Organizations routinely manage risks of all kinds, from competitive to technological, but the ones that most concern GRC are external legal and compliance risk.
This involves making sure an organization’s activities meet the regulatory and legal standards that are applicable to them, including industry and professional guidelines. This has several aspects, starting with management processes for identifying applicable requirements, such as laws, regulations, contracts, and policies.
Next steps include assessing the current state of any compliance, evaluating the risks and costs of non-compliance, then prioritizing and executing any measures needed to reach compliance.
What is a GRC system?
A coordinated Governance, Risk, and Compliance strategy can be compiled into a single GRC system to streamline and simplify the process for busy enterprises. Typical functions and operations to look for in effective GRC management tools include:
Strategy and enterprise performance management
Internal policies & procedures
- Enterprise Content Management
- Corporate security & cybersecurity
- Data privacy protection
Legal and legal operations
Sustainability and corporate social responsibility
- Quality management
- Corporate culture
Audit and assurance
Turning toward GRC technology
The right GRC software solutions will empower you to tackle these challenges with much greater efficiency and centralized control, replacing outmoded manual processes (and the risks inherent in them).
Best-of-breed GRC products are Cloud-based, and provide automation of a wide range of processes, content, and forms. This streamlining isn’t just convenient for GRC officers and administrators, but for employees and other users, too, helping compliance become more accessible and pervasive.
Effective GRC shouldn’t rely on technology alone, though.

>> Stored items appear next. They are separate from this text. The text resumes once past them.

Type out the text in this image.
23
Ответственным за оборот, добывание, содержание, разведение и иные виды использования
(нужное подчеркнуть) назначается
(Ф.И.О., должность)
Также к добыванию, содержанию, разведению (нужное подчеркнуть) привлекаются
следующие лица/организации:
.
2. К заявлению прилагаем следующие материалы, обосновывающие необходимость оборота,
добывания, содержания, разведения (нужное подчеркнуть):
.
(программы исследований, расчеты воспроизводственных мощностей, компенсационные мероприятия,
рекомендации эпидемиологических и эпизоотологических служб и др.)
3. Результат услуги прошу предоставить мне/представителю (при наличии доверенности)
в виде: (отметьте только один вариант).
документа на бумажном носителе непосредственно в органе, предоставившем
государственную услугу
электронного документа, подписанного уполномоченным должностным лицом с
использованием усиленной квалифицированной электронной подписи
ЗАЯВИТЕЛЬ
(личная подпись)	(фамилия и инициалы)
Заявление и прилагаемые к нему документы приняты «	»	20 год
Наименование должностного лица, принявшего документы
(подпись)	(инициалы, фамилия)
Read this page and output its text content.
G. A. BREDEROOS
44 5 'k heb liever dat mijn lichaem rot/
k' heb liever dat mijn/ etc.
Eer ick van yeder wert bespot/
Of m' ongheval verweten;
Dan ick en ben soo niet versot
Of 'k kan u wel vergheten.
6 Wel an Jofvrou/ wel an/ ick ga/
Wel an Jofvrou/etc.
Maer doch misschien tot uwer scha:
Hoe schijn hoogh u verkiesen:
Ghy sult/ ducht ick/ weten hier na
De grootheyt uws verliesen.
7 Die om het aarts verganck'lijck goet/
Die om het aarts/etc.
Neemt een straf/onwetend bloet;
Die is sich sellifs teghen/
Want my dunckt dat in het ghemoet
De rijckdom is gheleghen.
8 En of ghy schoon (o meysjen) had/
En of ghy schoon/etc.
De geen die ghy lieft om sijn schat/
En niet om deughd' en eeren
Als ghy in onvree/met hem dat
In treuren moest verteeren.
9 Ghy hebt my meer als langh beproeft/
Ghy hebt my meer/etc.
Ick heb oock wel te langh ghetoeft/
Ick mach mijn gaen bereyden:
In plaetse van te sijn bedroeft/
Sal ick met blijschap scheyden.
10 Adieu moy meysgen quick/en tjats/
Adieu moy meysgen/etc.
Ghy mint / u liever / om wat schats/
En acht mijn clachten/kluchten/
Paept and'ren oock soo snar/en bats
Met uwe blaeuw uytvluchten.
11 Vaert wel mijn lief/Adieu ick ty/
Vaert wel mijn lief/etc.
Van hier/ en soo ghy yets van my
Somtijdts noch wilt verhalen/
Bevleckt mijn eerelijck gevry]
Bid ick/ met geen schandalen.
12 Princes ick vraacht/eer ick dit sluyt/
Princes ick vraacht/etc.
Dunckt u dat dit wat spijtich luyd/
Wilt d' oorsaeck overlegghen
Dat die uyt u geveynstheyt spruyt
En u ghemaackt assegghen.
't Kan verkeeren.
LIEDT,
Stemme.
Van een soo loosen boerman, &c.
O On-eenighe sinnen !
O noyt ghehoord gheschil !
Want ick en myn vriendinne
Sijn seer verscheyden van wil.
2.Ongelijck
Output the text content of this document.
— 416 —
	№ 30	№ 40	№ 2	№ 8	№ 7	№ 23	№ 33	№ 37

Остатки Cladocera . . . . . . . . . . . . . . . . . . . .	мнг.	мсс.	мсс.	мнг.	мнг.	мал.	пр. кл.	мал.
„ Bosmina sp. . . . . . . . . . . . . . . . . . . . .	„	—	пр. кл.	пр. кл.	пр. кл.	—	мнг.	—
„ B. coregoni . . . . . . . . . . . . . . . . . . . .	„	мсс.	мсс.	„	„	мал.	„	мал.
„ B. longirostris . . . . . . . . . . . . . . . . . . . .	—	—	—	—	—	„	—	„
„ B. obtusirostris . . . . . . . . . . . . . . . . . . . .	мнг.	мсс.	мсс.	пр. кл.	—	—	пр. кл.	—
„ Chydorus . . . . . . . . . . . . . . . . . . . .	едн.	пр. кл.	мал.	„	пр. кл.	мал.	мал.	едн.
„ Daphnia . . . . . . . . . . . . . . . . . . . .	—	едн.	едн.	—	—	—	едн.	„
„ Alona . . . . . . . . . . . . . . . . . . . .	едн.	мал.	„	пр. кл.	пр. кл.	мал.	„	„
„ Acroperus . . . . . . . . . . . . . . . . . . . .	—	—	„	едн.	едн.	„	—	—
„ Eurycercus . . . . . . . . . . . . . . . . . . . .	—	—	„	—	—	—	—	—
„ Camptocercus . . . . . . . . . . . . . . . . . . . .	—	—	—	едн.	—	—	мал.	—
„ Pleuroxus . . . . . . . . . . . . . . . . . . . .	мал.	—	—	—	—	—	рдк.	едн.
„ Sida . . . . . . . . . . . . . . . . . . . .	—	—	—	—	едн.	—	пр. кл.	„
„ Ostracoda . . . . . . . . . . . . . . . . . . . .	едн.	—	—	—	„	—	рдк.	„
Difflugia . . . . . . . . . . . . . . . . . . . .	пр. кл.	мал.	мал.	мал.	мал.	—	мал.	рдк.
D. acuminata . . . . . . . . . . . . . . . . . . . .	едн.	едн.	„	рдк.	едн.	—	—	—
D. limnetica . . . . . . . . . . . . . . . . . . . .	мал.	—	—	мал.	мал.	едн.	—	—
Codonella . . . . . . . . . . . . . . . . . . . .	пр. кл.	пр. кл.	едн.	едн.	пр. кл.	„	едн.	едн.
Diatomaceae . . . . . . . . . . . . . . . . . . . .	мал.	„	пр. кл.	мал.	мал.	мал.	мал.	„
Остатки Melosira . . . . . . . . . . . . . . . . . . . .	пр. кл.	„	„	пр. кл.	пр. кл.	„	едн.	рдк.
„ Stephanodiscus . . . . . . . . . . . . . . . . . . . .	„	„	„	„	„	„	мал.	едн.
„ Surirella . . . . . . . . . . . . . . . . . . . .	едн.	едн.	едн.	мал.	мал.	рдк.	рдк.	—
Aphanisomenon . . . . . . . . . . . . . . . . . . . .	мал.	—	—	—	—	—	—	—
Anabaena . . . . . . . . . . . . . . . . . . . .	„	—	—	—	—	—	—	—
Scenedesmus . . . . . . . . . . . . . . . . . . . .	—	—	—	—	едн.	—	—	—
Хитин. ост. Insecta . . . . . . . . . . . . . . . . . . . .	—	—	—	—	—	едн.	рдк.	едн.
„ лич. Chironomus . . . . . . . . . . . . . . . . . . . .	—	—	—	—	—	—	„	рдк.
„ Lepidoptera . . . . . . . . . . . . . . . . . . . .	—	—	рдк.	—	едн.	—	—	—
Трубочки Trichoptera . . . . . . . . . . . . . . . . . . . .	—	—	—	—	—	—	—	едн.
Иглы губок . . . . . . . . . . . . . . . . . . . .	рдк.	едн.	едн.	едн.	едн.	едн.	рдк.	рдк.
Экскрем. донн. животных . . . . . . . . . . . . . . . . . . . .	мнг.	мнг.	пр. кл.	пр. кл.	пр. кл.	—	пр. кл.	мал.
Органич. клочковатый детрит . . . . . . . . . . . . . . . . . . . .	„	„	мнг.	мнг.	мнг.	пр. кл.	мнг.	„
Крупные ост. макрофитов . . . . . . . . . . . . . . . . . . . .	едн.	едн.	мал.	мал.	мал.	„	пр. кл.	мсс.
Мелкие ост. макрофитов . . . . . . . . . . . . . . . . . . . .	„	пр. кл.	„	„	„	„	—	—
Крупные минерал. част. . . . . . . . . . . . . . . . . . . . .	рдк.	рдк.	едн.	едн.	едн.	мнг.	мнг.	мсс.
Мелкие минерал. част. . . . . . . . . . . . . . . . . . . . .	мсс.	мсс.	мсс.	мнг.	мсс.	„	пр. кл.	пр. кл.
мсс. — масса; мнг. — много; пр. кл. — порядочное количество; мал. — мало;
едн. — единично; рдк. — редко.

It also demands implementing a strategy for the entire organization that considers the processes, roles, and people involved.
A few benefits of SaaS GRC software?
- Decrease your risk of employee non-compliance with policy management tools that are easy for them to use.
- Make certain all employees stay compliant with rapidly changing regulations, regardless of their location.
- Improve operational efficiency by radically cutting the time and costs involved in executing GRC processes.
- Spend control is improved thanks to enhanced visibility and transparency in monitoring internal and external costs.
- Gain content and data governance over the capture, indexing, archival, retrieval, accessibility, delivery and retention of all business-critical information.